I think my therapist “graduated” me because we exhausted this discussion and strategies to deal with it, along with everything else. Therapy has reasonable limits and sometimes talking about an issue is no longer helpful. There was nothing else she could give me and I think, to her I was very serious about implementing everything I learned in therapy and doing the work. And I am!

But it’s so annoying. I just want to focus on my life and enjoy it. I don’t want to find a new therapist and go through the whole story all over again because I can’t quite get over this hump. I am giving myself a couple of weeks.
Anonymous
I was in the same place once but it definitely faded over time, but not out of existence. You just reminded me of him but that will go away.
Anonymous
How did you meet him and how did you start it? Did he know he was your emotional AP?
Anonymous
Anonymous wrote:
Anonymous wrote:How long has it been since you last spoke?


Since August. Freaking August!

The whole thing is fading…. slowly… verrryy sloowwwly.

DH is aware of the EA.

I think my therapist “graduated” me because we exhausted this discussion and strategies to deal with it, along with everything else. Therapy has reasonable limits and sometimes talking about an issue is no longer helpful. There was nothing else she could give me and I think, to her I was very serious about implementing everything I learned in therapy and doing the work. And I am!

But it’s so annoying. I just want to focus on my life and enjoy it. I don’t want to find a new therapist and go through the whole story all over again because I can’t quite get over this hump. I am giving myself a couple of weeks.


Wait, it hasn't even been a year since the "particularly horrible period" in your marriage, during which you had an emotional affair? And you think you've "graduated" from therapy because your marriage is "better than it ever was" and has "never been this good"?

It hasn't even been a year. I don't know you, so maybe what you say is true. But it sounds like heavy denial to me. Especially when you couple it with "I am giving myself a couple of weeks".

It doesn't sounds like you've done an honest moral inventory of your EA at all, which may be why you don't want to find a new therapist and go through the whole story (you wrote "again" but, if you'd really gone through it all, to the crumbs in the corners, there wouldn't be lingering mess like this).

It sounds like you may have done the "smile and nod" to your old therapist, who realized there wasn't more they could make available to you, a person in denial. People have to choose change; going to therapy isn't a magic pill.

Again, I don't know you, OP. Maybe you really are just that good, and everything's just as hunky-dory as you claim. But, if it were, would you be posting this here? I think not. Do yourself a favor and get honest about these feelings/projections/fantasties you keep indulging, and why, and what's not perfect in your marriage (no relationship with another human being will ever be perfect; we're all flawed creatures).
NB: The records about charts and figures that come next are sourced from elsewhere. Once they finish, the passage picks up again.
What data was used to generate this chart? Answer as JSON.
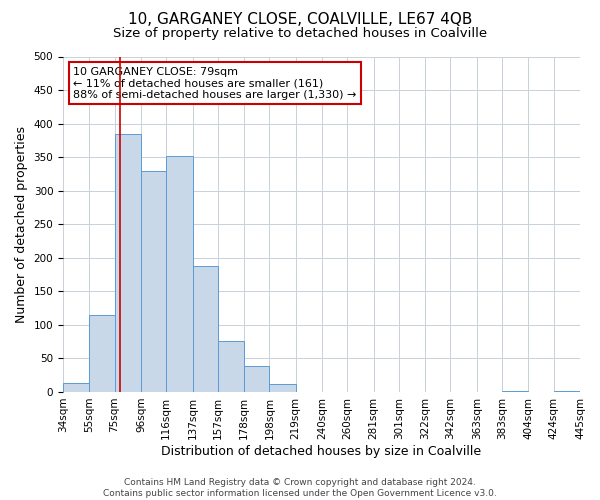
{
  "title": "10, GARGANEY CLOSE, COALVILLE, LE67 4QB",
  "subtitle": "Size of property relative to detached houses in Coalville",
  "xlabel": "Distribution of detached houses by size in Coalville",
  "ylabel": "Number of detached properties",
  "bar_left_edges": [
    34,
    55,
    75,
    96,
    116,
    137,
    157,
    178,
    198,
    219,
    240,
    260,
    281,
    301,
    322,
    342,
    363,
    383,
    404,
    424
  ],
  "bar_widths": [
    21,
    20,
    21,
    20,
    21,
    20,
    21,
    20,
    21,
    21,
    20,
    21,
    20,
    21,
    20,
    21,
    20,
    21,
    20,
    21
  ],
  "bar_heights": [
    13,
    115,
    385,
    330,
    352,
    188,
    76,
    38,
    12,
    0,
    0,
    0,
    0,
    0,
    0,
    0,
    0,
    1,
    0,
    1
  ],
  "tick_labels": [
    "34sqm",
    "55sqm",
    "75sqm",
    "96sqm",
    "116sqm",
    "137sqm",
    "157sqm",
    "178sqm",
    "198sqm",
    "219sqm",
    "240sqm",
    "260sqm",
    "281sqm",
    "301sqm",
    "322sqm",
    "342sqm",
    "363sqm",
    "383sqm",
    "404sqm",
    "424sqm",
    "445sqm"
  ],
  "bar_color": "#c8d8e8",
  "bar_edge_color": "#5b9bd5",
  "vline_x": 79,
  "vline_color": "#cc0000",
  "ylim": [
    0,
    500
  ],
  "yticks": [
    0,
    50,
    100,
    150,
    200,
    250,
    300,
    350,
    400,
    450,
    500
  ],
  "annotation_title": "10 GARGANEY CLOSE: 79sqm",
  "annotation_line1": "← 11% of detached houses are smaller (161)",
  "annotation_line2": "88% of semi-detached houses are larger (1,330) →",
  "annotation_box_color": "#ffffff",
  "annotation_box_edge_color": "#cc0000",
  "footer1": "Contains HM Land Registry data © Crown copyright and database right 2024.",
  "footer2": "Contains public sector information licensed under the Open Government Licence v3.0.",
  "background_color": "#ffffff",
  "grid_color": "#c8d0d8",
  "title_fontsize": 11,
  "subtitle_fontsize": 9.5,
  "axis_label_fontsize": 9,
  "tick_fontsize": 7.5,
  "footer_fontsize": 6.5,
  "annotation_fontsize": 8
}
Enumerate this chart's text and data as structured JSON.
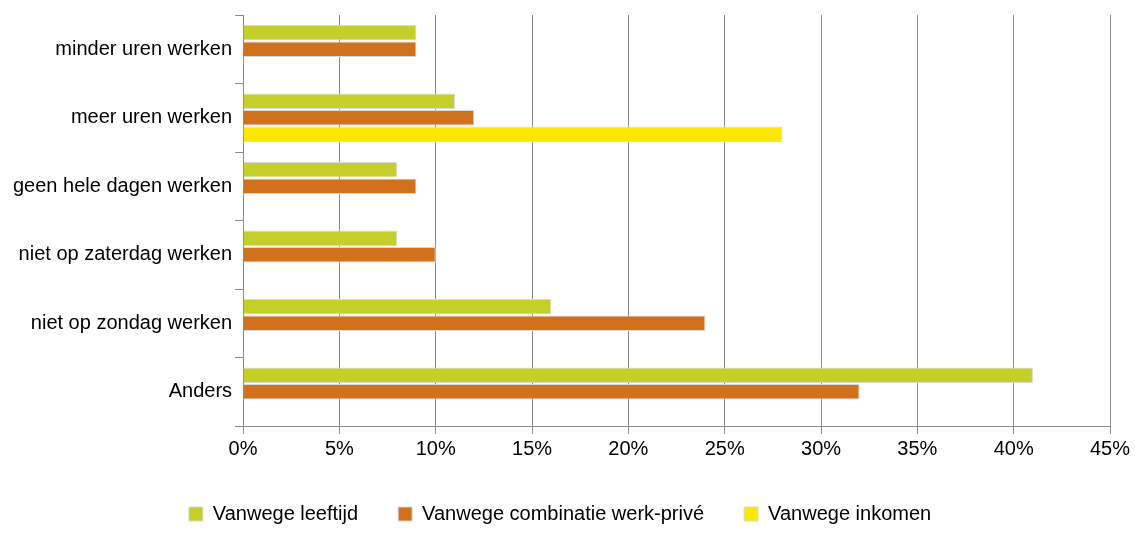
{
  "chart_data": {
    "type": "bar",
    "orientation": "horizontal",
    "categories": [
      "minder uren werken",
      "meer uren werken",
      "geen hele dagen werken",
      "niet op zaterdag werken",
      "niet op zondag werken",
      "Anders"
    ],
    "series": [
      {
        "name": "Vanwege leeftijd",
        "color": "#c4cf2a",
        "values": [
          9,
          11,
          8,
          8,
          16,
          41
        ]
      },
      {
        "name": "Vanwege combinatie werk-privé",
        "color": "#d2711c",
        "values": [
          9,
          12,
          9,
          10,
          24,
          32
        ]
      },
      {
        "name": "Vanwege inkomen",
        "color": "#fde700",
        "values": [
          null,
          28,
          null,
          null,
          null,
          null
        ]
      }
    ],
    "xlim": [
      0,
      45
    ],
    "xticks": [
      {
        "value": 0,
        "label": "0%"
      },
      {
        "value": 5,
        "label": "5%"
      },
      {
        "value": 10,
        "label": "10%"
      },
      {
        "value": 15,
        "label": "15%"
      },
      {
        "value": 20,
        "label": "20%"
      },
      {
        "value": 25,
        "label": "25%"
      },
      {
        "value": 30,
        "label": "30%"
      },
      {
        "value": 35,
        "label": "35%"
      },
      {
        "value": 40,
        "label": "40%"
      },
      {
        "value": 45,
        "label": "45%"
      }
    ],
    "grid": "x",
    "legend": "bottom"
  }
}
And then, if you're willing to be honest and get this resolved, go to therapy and tell the whole truth.
Anonymous
Meditation. Any approach geared towards rumination. Your brain is looping. Focus on neuroplasticity
Anonymous
Give into the fantasy and then see it all the way through. Think through the enjoyable parts (which you have apparently), but then envision your spouse finding out, and your kids. Imagine your EA partner’s family finding out. Imagine word spreading through your social community, the shame of it. Then the split. Not having your kids on Christmas morning because shared custody. Living at a lower financial status. Etc. etc. Really marinate on the bad parts of it the way you have the good parts of it. Train your mind to associate your EA partner with all the negative stuff that would come to create a new emotional response to thoughts of him.